The watermark is overlaid at position (0,0) and spans the entire video duration.

Video Tracking

Rendered videos are tracked in video_creation/data/videos.json to prevent re-rendering. This file is shared between manual and automated workflows. To force re-render:

python manual_main.py render <post_id> --force

Or manually remove the entry from videos.json.

Background Video/Audio Sources

Priority:

  1. Local files in assets/backgrounds/video/ and assets/backgrounds/audio/
  2. YouTube download (if no local files and config specifies a name)

Local Files:

  • Drop .mp4/.mkv/.webm files into assets/backgrounds/video/
  • Drop .mp3/.wav/.ogg files into assets/backgrounds/audio/
  • Bot will randomly select from available files

YouTube Download:

  • Defined in video_creation/background.pybackground_options dict
  • Downloads on first use, cached for future renders
  • Requires internet connection

TTS Engine Selection

The manual pipeline uses the same TTS engines as the automated workflow. Engine is selected via settings.config["settings"]["tts"]["voice_choice"].

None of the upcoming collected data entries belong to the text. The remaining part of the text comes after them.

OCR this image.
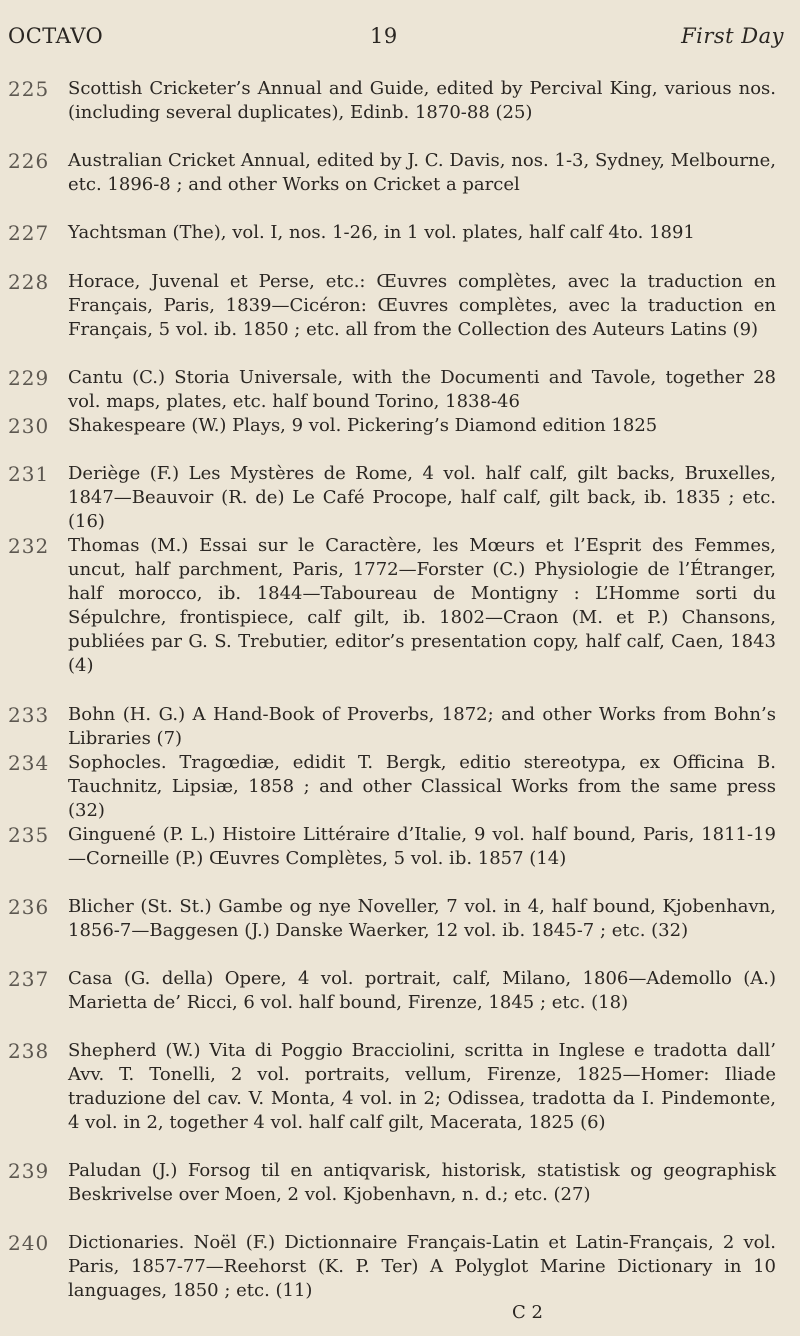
OCTAVO	19	First Day
225 Scottish Cricketer’s Annual and Guide, edited by Percival King, various nos. (including several duplicates), Edinb. 1870-88 (25)
226 Australian Cricket Annual, edited by J. C. Davis, nos. 1-3, Sydney, Melbourne, etc. 1896-8 ; and other Works on Cricket a parcel
227 Yachtsman (The), vol. I, nos. 1-26, in 1 vol. plates, half calf 4to. 1891
228 Horace, Juvenal et Perse, etc.: Œuvres complètes, avec la traduction en Français, Paris, 1839—Cicéron: Œuvres complètes, avec la traduction en Français, 5 vol. ib. 1850 ; etc. all from the Collection des Auteurs Latins (9)
229 Cantu (C.) Storia Universale, with the Documenti and Tavole, together 28 vol. maps, plates, etc. half bound Torino, 1838-46
230 Shakespeare (W.) Plays, 9 vol. Pickering’s Diamond edition 1825
231 Deriège (F.) Les Mystères de Rome, 4 vol. half calf, gilt backs, Bruxelles, 1847—Beauvoir (R. de) Le Café Procope, half calf, gilt back, ib. 1835 ; etc. (16)
232 Thomas (M.) Essai sur le Caractère, les Mœurs et l’Esprit des Femmes, uncut, half parchment, Paris, 1772—Forster (C.) Physiologie de l’Étranger, half morocco, ib. 1844—Taboureau de Montigny : L’Homme sorti du Sépulchre, frontispiece, calf gilt, ib. 1802—Craon (M. et P.) Chansons, publiées par G. S. Trebutier, editor’s presentation copy, half calf, Caen, 1843 (4)
233 Bohn (H. G.) A Hand-Book of Proverbs, 1872; and other Works from Bohn’s Libraries (7)
234 Sophocles. Tragœdiæ, edidit T. Bergk, editio stereotypa, ex Officina B. Tauchnitz, Lipsiæ, 1858 ; and other Classical Works from the same press (32)
235 Ginguené (P. L.) Histoire Littéraire d’Italie, 9 vol. half bound, Paris, 1811-19—Corneille (P.) Œuvres Complètes, 5 vol. ib. 1857 (14)
236 Blicher (St. St.) Gambe og nye Noveller, 7 vol. in 4, half bound, Kjobenhavn, 1856-7—Baggesen (J.) Danske Waerker, 12 vol. ib. 1845-7 ; etc. (32)
237 Casa (G. della) Opere, 4 vol. portrait, calf, Milano, 1806—Ademollo (A.) Marietta de’ Ricci, 6 vol. half bound, Firenze, 1845 ; etc. (18)
238 Shepherd (W.) Vita di Poggio Bracciolini, scritta in Inglese e tradotta dall’ Avv. T. Tonelli, 2 vol. portraits, vellum, Firenze, 1825—Homer: Iliade traduzione del cav. V. Monta, 4 vol. in 2; Odissea, tradotta da I. Pindemonte, 4 vol. in 2, together 4 vol. half calf gilt, Macerata, 1825 (6)
239 Paludan (J.) Forsog til en antiqvarisk, historisk, statistisk og geographisk Beskrivelse over Moen, 2 vol. Kjobenhavn, n. d.; etc. (27)
240 Dictionaries. Noël (F.) Dictionnaire Français-Latin et Latin-Français, 2 vol. Paris, 1857-77—Reehorst (K. P. Ter) A Polyglot Marine Dictionary in 10 languages, 1850 ; etc. (11)
C 2
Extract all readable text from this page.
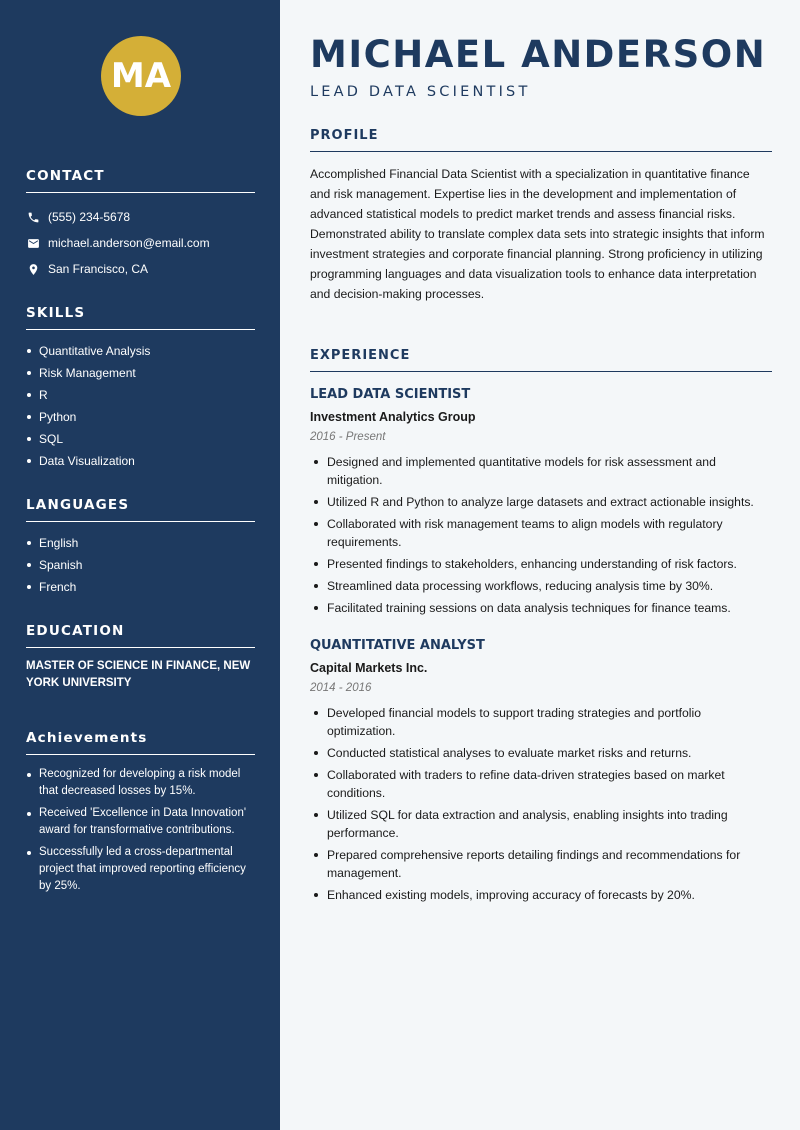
MA
CONTACT
(555) 234-5678
michael.anderson@email.com
San Francisco, CA
SKILLS
Quantitative Analysis
Risk Management
R
Python
SQL
Data Visualization
LANGUAGES
English
Spanish
French
EDUCATION
MASTER OF SCIENCE IN FINANCE, NEW YORK UNIVERSITY
Achievements
Recognized for developing a risk model that decreased losses by 15%.
Received 'Excellence in Data Innovation' award for transformative contributions.
Successfully led a cross-departmental project that improved reporting efficiency by 25%.
MICHAEL ANDERSON
LEAD DATA SCIENTIST
PROFILE
Accomplished Financial Data Scientist with a specialization in quantitative finance and risk management. Expertise lies in the development and implementation of advanced statistical models to predict market trends and assess financial risks. Demonstrated ability to translate complex data sets into strategic insights that inform investment strategies and corporate financial planning. Strong proficiency in utilizing programming languages and data visualization tools to enhance data interpretation and decision-making processes.
EXPERIENCE
LEAD DATA SCIENTIST
Investment Analytics Group
2016 - Present
Designed and implemented quantitative models for risk assessment and mitigation.
Utilized R and Python to analyze large datasets and extract actionable insights.
Collaborated with risk management teams to align models with regulatory requirements.
Presented findings to stakeholders, enhancing understanding of risk factors.
Streamlined data processing workflows, reducing analysis time by 30%.
Facilitated training sessions on data analysis techniques for finance teams.
QUANTITATIVE ANALYST
Capital Markets Inc.
2014 - 2016
Developed financial models to support trading strategies and portfolio optimization.
Conducted statistical analyses to evaluate market risks and returns.
Collaborated with traders to refine data-driven strategies based on market conditions.
Utilized SQL for data extraction and analysis, enabling insights into trading performance.
Prepared comprehensive reports detailing findings and recommendations for management.
Enhanced existing models, improving accuracy of forecasts by 20%.
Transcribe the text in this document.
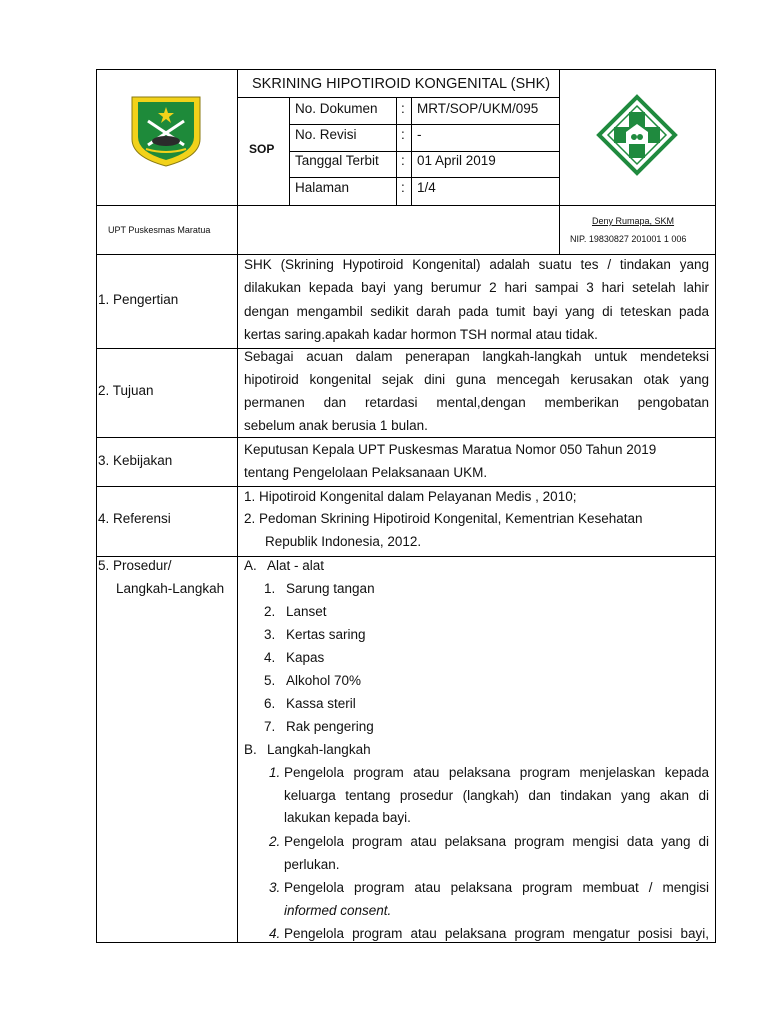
SKRINING HIPOTIROID KONGENITAL (SHK)
SOP
No. Dokumen : MRT/SOP/UKM/095
No. Revisi	: -
Tanggal Terbit : 01 April 2019
Halaman	: 1/4
UPT Puskesmas Maratua
Deny Rumapa, SKM
NIP. 19830827 201001 1 006
1. Pengertian
SHK (Skrining Hypotiroid Kongenital) adalah suatu tes / tindakan yang
dilakukan kepada bayi yang berumur 2 hari sampai 3 hari setelah lahir
dengan mengambil sedikit darah pada tumit bayi yang di teteskan pada
kertas saring.apakah kadar hormon TSH normal atau tidak.
2. Tujuan
Sebagai acuan dalam penerapan langkah-langkah untuk mendeteksi
hipotiroid kongenital sejak dini guna mencegah kerusakan otak yang
permanen dan retardasi mental,dengan memberikan pengobatan
sebelum anak berusia 1 bulan.
3. Kebijakan
Keputusan Kepala UPT Puskesmas Maratua Nomor 050 Tahun 2019
tentang Pengelolaan Pelaksanaan UKM.
4. Referensi
1. Hipotiroid Kongenital dalam Pelayanan Medis , 2010;
2. Pedoman Skrining Hipotiroid Kongenital, Kementrian Kesehatan
Republik Indonesia, 2012.
5. Prosedur/
Langkah-Langkah
A. Alat - alat
1. Sarung tangan
2. Lanset
3. Kertas saring
4. Kapas
5. Alkohol 70%
6. Kassa steril
7. Rak pengering
B. Langkah-langkah
1. Pengelola program atau pelaksana program menjelaskan kepada
keluarga tentang prosedur (langkah) dan tindakan yang akan di
lakukan kepada bayi.
2. Pengelola program atau pelaksana program mengisi data yang di
perlukan.
3. Pengelola program atau pelaksana program membuat / mengisi
informed consent.
4. Pengelola program atau pelaksana program mengatur posisi bayi,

Recommended for Vietnamese: ohfreeme or crikk Recommended for English: elevenlabs, openai, or googletranslate No API Key Required: googletranslate (default fallback)

Text File Format

Text files (.txt) support comments:

# This is a comment and will be ignored by TTS
This text will be read by TTS.

# Another comment
More text to be read.

Lines starting with # are stripped before TTS processing.

Error Handling

The manual pipeline validates post folders before rendering:

  • Missing required files → Error message with specific missing files
  • Empty text files → Error message
  • Invalid naming convention → Files are ignored

Use python manual_main.py list to check status of all posts before rendering.